Release of Open Data and Algorithms

At UID Innovation Labs, our multidisciplinary team is doing lot of R&D to clean up the databases, de-duplicate the databases, and research in biometrics- photographs, as well as field usage of fingerprints and Iris.

We are happy to release some (masked/anonymised) data as well as algorithms in public domain, so that other Government Departments, as well as Researchers in these areas can make use of this knowledge.

SET 1: OpenCV based work in Facial images and Vehicle Number Plate Images

Please see the detailed Paper as well as corresponding XML data.


UID Innovation center worked with more than 6.28 Crore resident names in English and Marathi. The English Names and Marathi names were cleaned by removing white spaces, special characters and rejecting records with ambiguous characters See Code used for Cleaning.

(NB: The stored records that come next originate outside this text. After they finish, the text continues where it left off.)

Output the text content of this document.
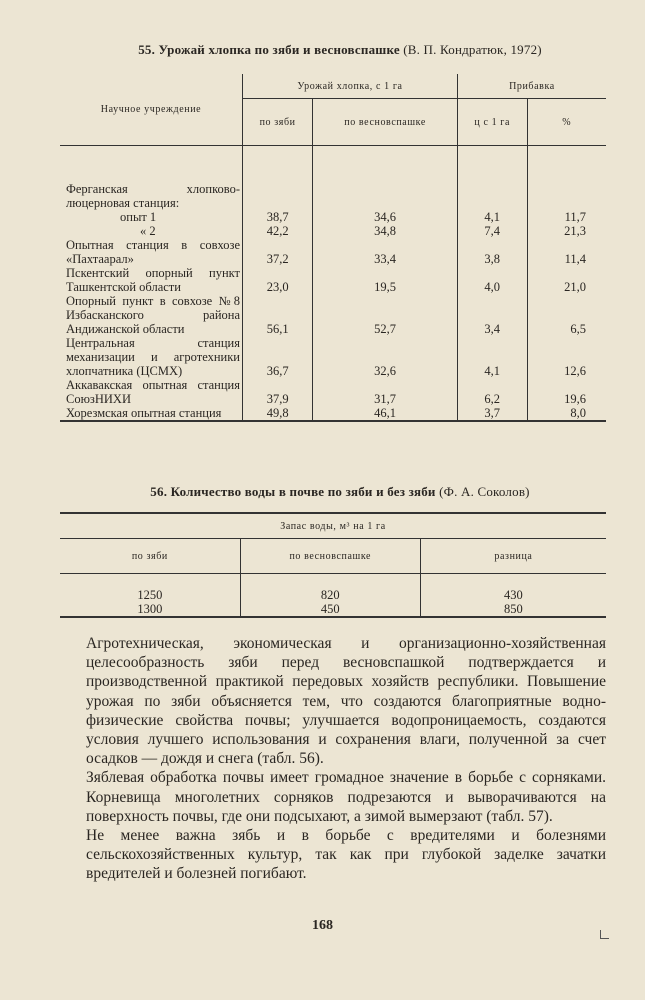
55. Урожай хлопка по зяби и весновспашке (В. П. Кондратюк, 1972)
Научное учреждение	Урожай хлопка, с 1 га		Прибавка	
	по зяби	по весновспашке	ц с 1 га	%
Ферганская хлопково-люцерновая станция:				
опыт 1	38,7	34,6	4,1	11,7
« 2	42,2	34,8	7,4	21,3
Опытная станция в совхозе «Пахтаарал»	37,2	33,4	3,8	11,4
Пскентский опорный пункт Ташкентской области	23,0	19,5	4,0	21,0
Опорный пункт в совхозе №8 Избасканского района Андижанской области	56,1	52,7	3,4	6,5
Центральная станция механизации и агротехники хлопчатника (ЦСМХ)	36,7	32,6	4,1	12,6
Аккавакская опытная станция СоюзНИХИ	37,9	31,7	6,2	19,6
Хорезмская опытная станция	49,8	46,1	3,7	8,0
56. Количество воды в почве по зяби и без зяби (Ф. А. Соколов)
Запас воды, м³ на 1 га		
по зяби	по весновспашке	разница
1250	820	430
1300	450	850

Агротехническая, экономическая и организационно-хозяйственная целесообразность зяби перед весновспашкой подтверждается и производственной практикой передовых хозяйств республики. Повышение урожая по зяби объясняется тем, что создаются благоприятные водно-физические свойства почвы; улучшается водопроницаемость, создаются условия лучшего использования и сохранения влаги, полученной за счет осадков — дождя и снега (табл. 56).

Зяблевая обработка почвы имеет громадное значение в борьбе с сорняками. Корневища многолетних сорняков подрезаются и выворачиваются на поверхность почвы, где они подсыхают, а зимой вымерзают (табл. 57).

Не менее важна зябь и в борьбе с вредителями и болезнями сельскохозяйственных культур, так как при глубокой заделке зачатки вредителей и болезней погибают.

168
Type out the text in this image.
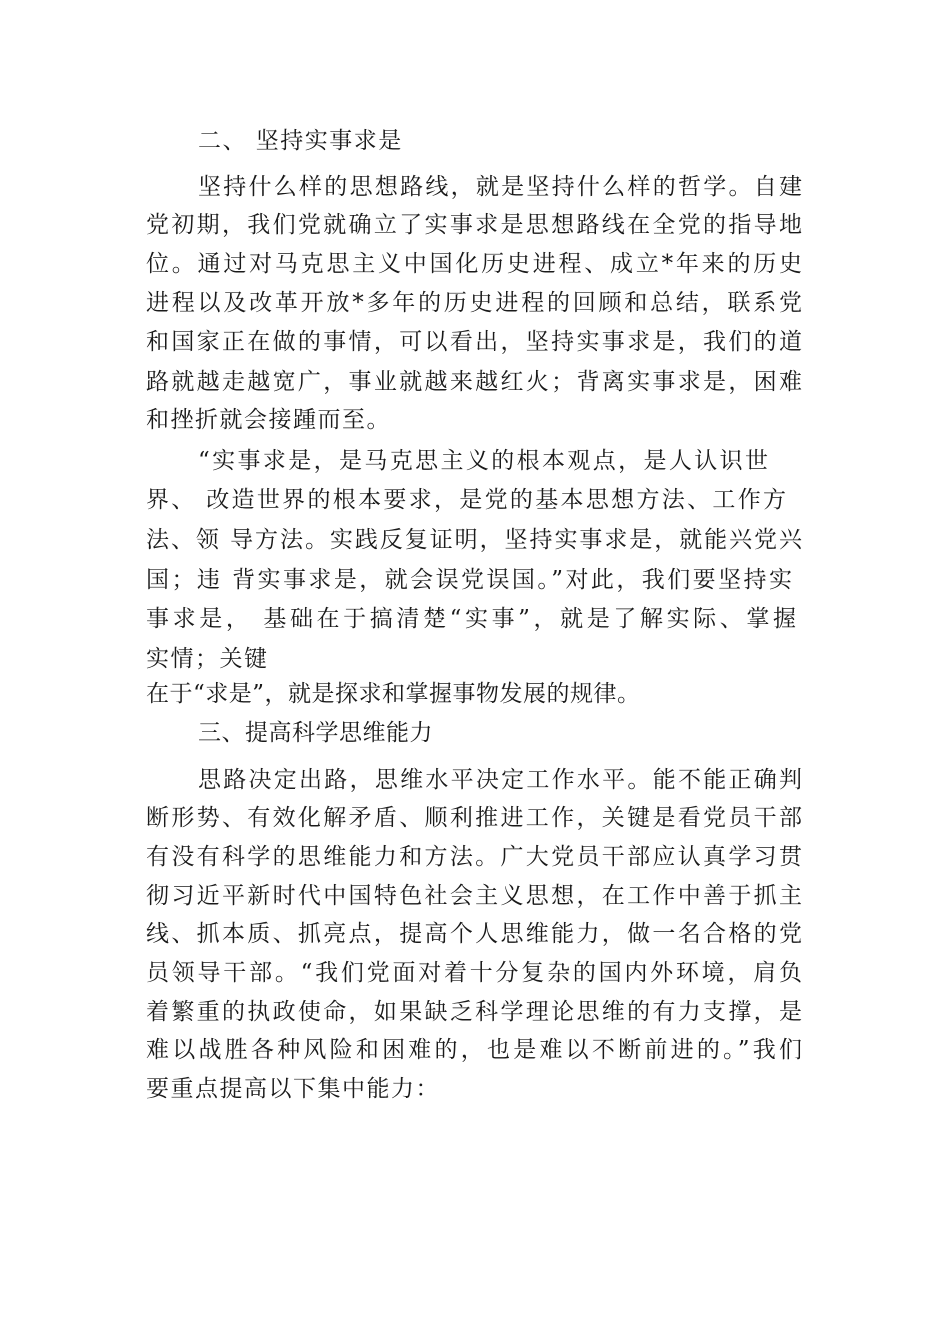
二、 坚持实事求是
坚持什么样的思想路线，就是坚持什么样的哲学。自建
党初期，我们党就确立了实事求是思想路线在全党的指导地
位。通过对马克思主义中国化历史进程、成立*年来的历史
进程以及改革开放*多年的历史进程的回顾和总结，联系党
和国家正在做的事情，可以看出，坚持实事求是，我们的道
路就越走越宽广，事业就越来越红火；背离实事求是，困难
和挫折就会接踵而至。
“实事求是，是马克思主义的根本观点，是人认识世
界、 改造世界的根本要求，是党的基本思想方法、工作方
法、领 导方法。实践反复证明，坚持实事求是，就能兴党兴
国；违 背实事求是，就会误党误国。”对此，我们要坚持实
事求是， 基础在于搞清楚“实事”，就是了解实际、掌握
实情；关键
在于“求是”，就是探求和掌握事物发展的规律。
三、提高科学思维能力
思路决定出路，思维水平决定工作水平。能不能正确判
断形势、有效化解矛盾、顺利推进工作，关键是看党员干部
有没有科学的思维能力和方法。广大党员干部应认真学习贯
彻习近平新时代中国特色社会主义思想，在工作中善于抓主
线、抓本质、抓亮点，提高个人思维能力，做一名合格的党
员领导干部。“我们党面对着十分复杂的国内外环境，肩负
着繁重的执政使命，如果缺乏科学理论思维的有力支撑，是
难以战胜各种风险和困难的，也是难以不断前进的。”我们
要重点提高以下集中能力：
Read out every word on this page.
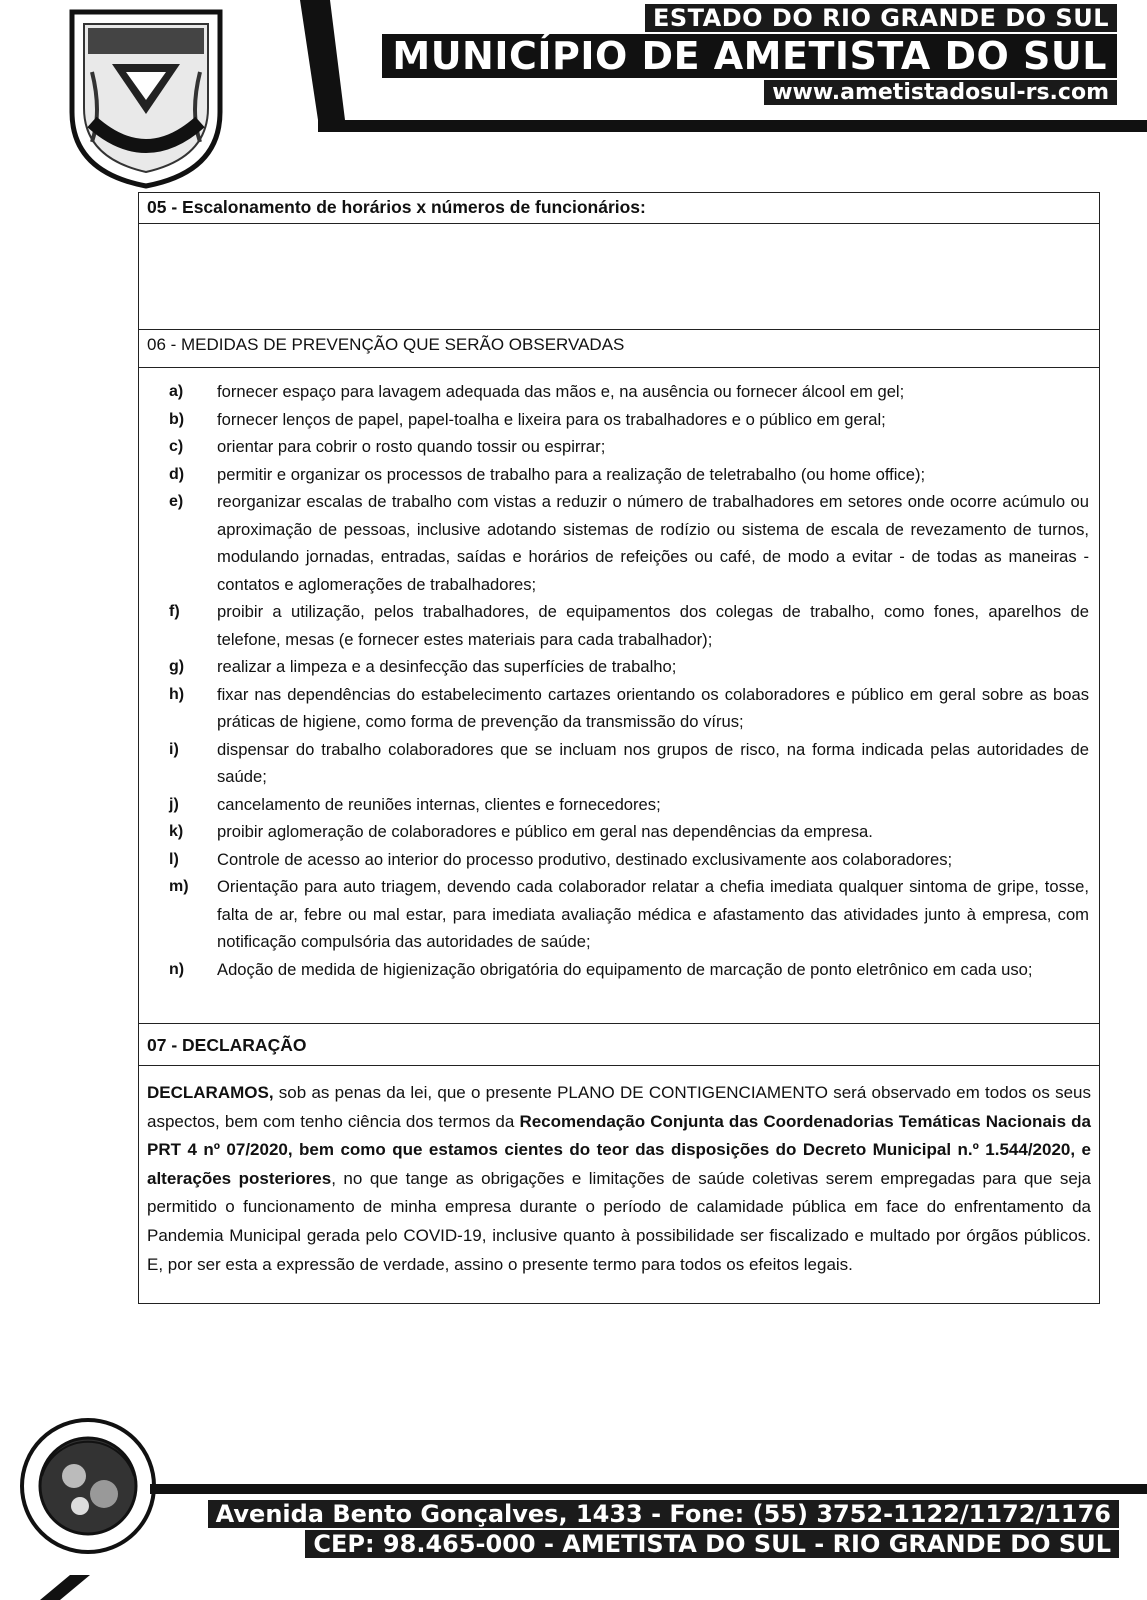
ESTADO DO RIO GRANDE DO SUL
MUNICÍPIO DE AMETISTA DO SUL
www.ametistadosul-rs.com
05 - Escalonamento de horários x números de funcionários:
06 - MEDIDAS DE PREVENÇÃO QUE SERÃO OBSERVADAS
a)	fornecer espaço para lavagem adequada das mãos e, na ausência ou fornecer álcool em gel;
b)	fornecer lenços de papel, papel-toalha e lixeira para os trabalhadores e o público em geral;
c)	orientar para cobrir o rosto quando tossir ou espirrar;
d)	permitir e organizar os processos de trabalho para a realização de teletrabalho (ou home office);
e)	reorganizar escalas de trabalho com vistas a reduzir o número de trabalhadores em setores onde ocorre acúmulo ou aproximação de pessoas, inclusive adotando sistemas de rodízio ou sistema de escala de revezamento de turnos, modulando jornadas, entradas, saídas e horários de refeições ou café, de modo a evitar - de todas as maneiras - contatos e aglomerações de trabalhadores;
f)	proibir a utilização, pelos trabalhadores, de equipamentos dos colegas de trabalho, como fones, aparelhos de telefone, mesas (e fornecer estes materiais para cada trabalhador);
g)	realizar a limpeza e a desinfecção das superfícies de trabalho;
h)	fixar nas dependências do estabelecimento cartazes orientando os colaboradores e público em geral sobre as boas práticas de higiene, como forma de prevenção da transmissão do vírus;
i)	dispensar do trabalho colaboradores que se incluam nos grupos de risco, na forma indicada pelas autoridades de saúde;
j)	cancelamento de reuniões internas, clientes e fornecedores;
k)	proibir aglomeração de colaboradores e público em geral nas dependências da empresa.
l)	Controle de acesso ao interior do processo produtivo, destinado exclusivamente aos colaboradores;
m)	Orientação para auto triagem, devendo cada colaborador relatar a chefia imediata qualquer sintoma de gripe, tosse, falta de ar, febre ou mal estar, para imediata avaliação médica e afastamento das atividades junto à empresa, com notificação compulsória das autoridades de saúde;
n)	Adoção de medida de higienização obrigatória do equipamento de marcação de ponto eletrônico em cada uso;
07 - DECLARAÇÃO
DECLARAMOS, sob as penas da lei, que o presente PLANO DE CONTIGENCIAMENTO será observado em todos os seus aspectos, bem com tenho ciência dos termos da Recomendação Conjunta das Coordenadorias Temáticas Nacionais da PRT 4 nº 07/2020, bem como que estamos cientes do teor das disposições do Decreto Municipal n.º 1.544/2020, e alterações posteriores, no que tange as obrigações e limitações de saúde coletivas serem empregadas para que seja permitido o funcionamento de minha empresa durante o período de calamidade pública em face do enfrentamento da Pandemia Municipal gerada pelo COVID-19, inclusive quanto à possibilidade ser fiscalizado e multado por órgãos públicos. E, por ser esta a expressão de verdade, assino o presente termo para todos os efeitos legais.
Avenida Bento Gonçalves, 1433 - Fone: (55) 3752-1122/1172/1176
CEP: 98.465-000 - AMETISTA DO SUL - RIO GRANDE DO SUL
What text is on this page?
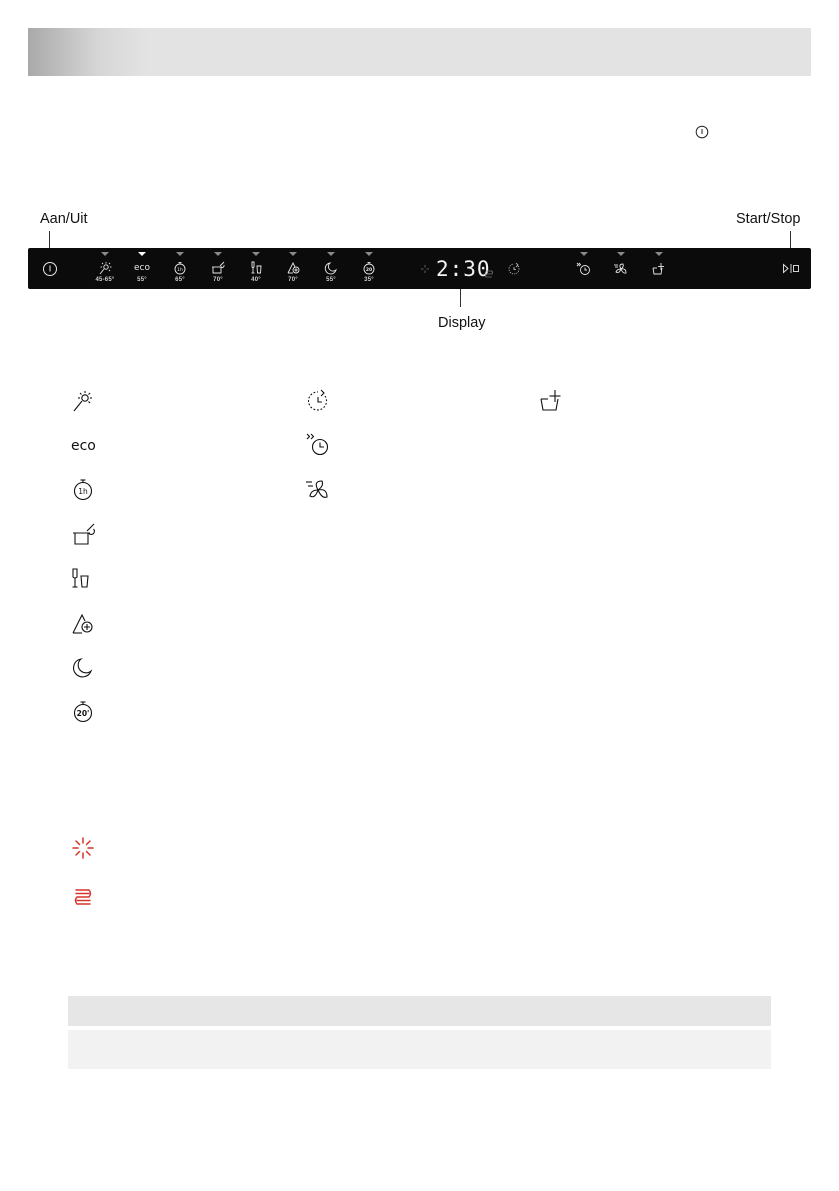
Aan/Uit	Start/Stop
Display
45-65°
eco
55°
1h
65°	70°	40°	70°	55°
20
35°	2:30
eco
1h
20'
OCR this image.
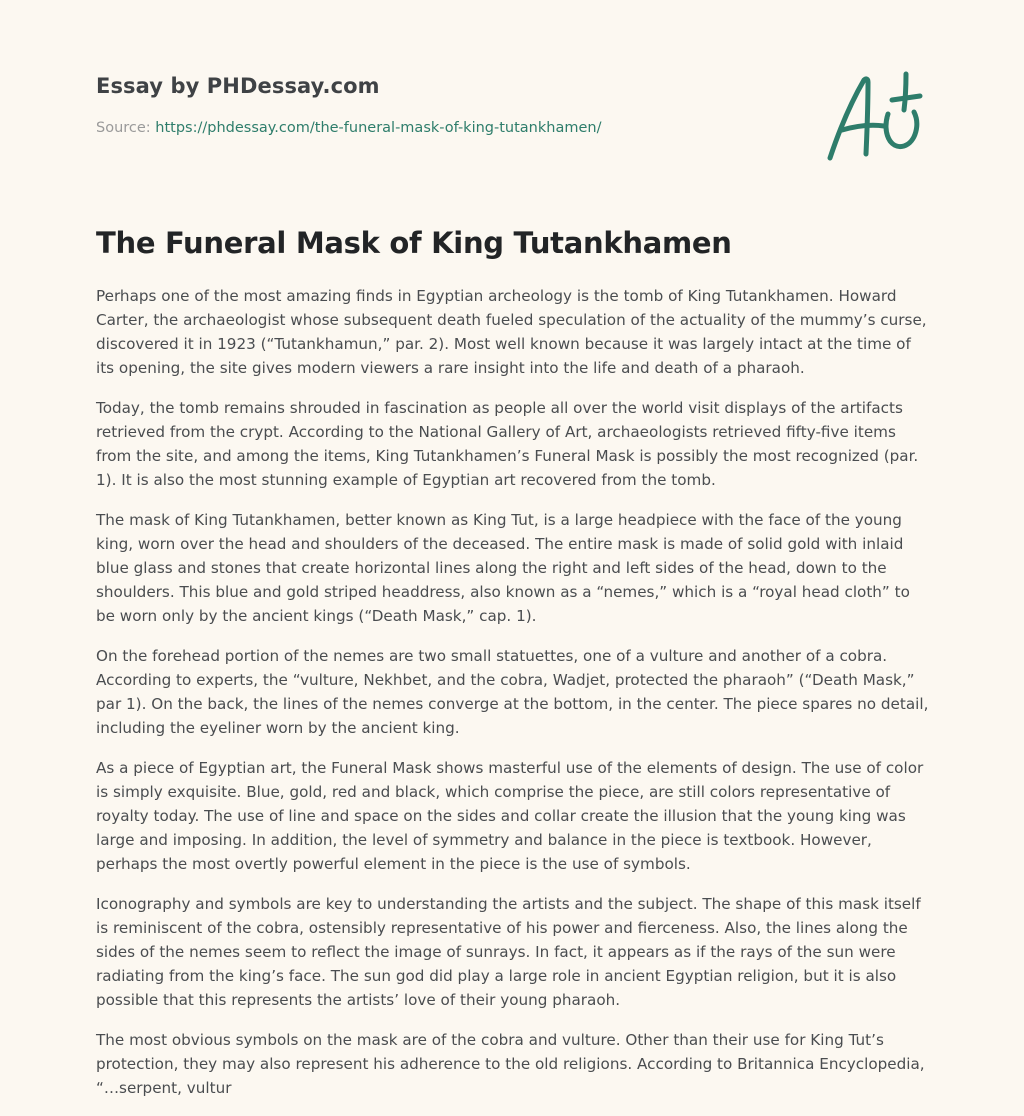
Essay by PHDessay.com
Source: https://phdessay.com/the-funeral-mask-of-king-tutankhamen/
The Funeral Mask of King Tutankhamen

Perhaps one of the most amazing finds in Egyptian archeology is the tomb of King Tutankhamen. Howard Carter, the archaeologist whose subsequent death fueled speculation of the actuality of the mummy’s curse, discovered it in 1923 (“Tutankhamun,” par. 2). Most well known because it was largely intact at the time of its opening, the site gives modern viewers a rare insight into the life and death of a pharaoh.

Today, the tomb remains shrouded in fascination as people all over the world visit displays of the artifacts retrieved from the crypt. According to the National Gallery of Art, archaeologists retrieved fifty-five items from the site, and among the items, King Tutankhamen’s Funeral Mask is possibly the most recognized (par. 1). It is also the most stunning example of Egyptian art recovered from the tomb.

The mask of King Tutankhamen, better known as King Tut, is a large headpiece with the face of the young king, worn over the head and shoulders of the deceased. The entire mask is made of solid gold with inlaid blue glass and stones that create horizontal lines along the right and left sides of the head, down to the shoulders. This blue and gold striped headdress, also known as a “nemes,” which is a “royal head cloth” to be worn only by the ancient kings (“Death Mask,” cap. 1).

On the forehead portion of the nemes are two small statuettes, one of a vulture and another of a cobra. According to experts, the “vulture, Nekhbet, and the cobra, Wadjet, protected the pharaoh” (“Death Mask,” par 1). On the back, the lines of the nemes converge at the bottom, in the center. The piece spares no detail, including the eyeliner worn by the ancient king.

As a piece of Egyptian art, the Funeral Mask shows masterful use of the elements of design. The use of color is simply exquisite. Blue, gold, red and black, which comprise the piece, are still colors representative of royalty today. The use of line and space on the sides and collar create the illusion that the young king was large and imposing. In addition, the level of symmetry and balance in the piece is textbook. However, perhaps the most overtly powerful element in the piece is the use of symbols.

Iconography and symbols are key to understanding the artists and the subject. The shape of this mask itself is reminiscent of the cobra, ostensibly representative of his power and fierceness. Also, the lines along the sides of the nemes seem to reflect the image of sunrays. In fact, it appears as if the rays of the sun were radiating from the king’s face. The sun god did play a large role in ancient Egyptian religion, but it is also possible that this represents the artists’ love of their young pharaoh.

The most obvious symbols on the mask are of the cobra and vulture. Other than their use for King Tut’s protection, they may also represent his adherence to the old religions. According to Britannica Encyclopedia, “…serpent, vultur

The clean database of names where then broken into words by separating First name, last name, middle name etc. A database of commonly used words was than grouped and count was generated. These 15.66 crore pairs of English, Marathi equivalent were grouped into 32 Lakh unique pairs, with frequency count. As a further cross check, the Marathi word was then transliterated to English Using GIST tool provided by CDAC. The English transliteration was then compared to original English word, through fuzzy matching, using Approximate Matching of Indian Names (AMIN). See Code of AMIN, which is based on careful analysis of Indian names and surnames, and is a huge improvement over existing such algorithms. This validated, quite clean English-Marathi dictionary of Names and Surnames, containing about 3,00,000 pairs with frequency count (covering 96% of total words) can be useful to many programmers, and Researchers working in this area. This dictionary can also be helpful in implementing Auto Suggest and Auto complete solutions in various applications, as well as in Transliteration from English to Marathi and vice versa. We are also releasing an Excel sheet containing top 100 Names of every decade.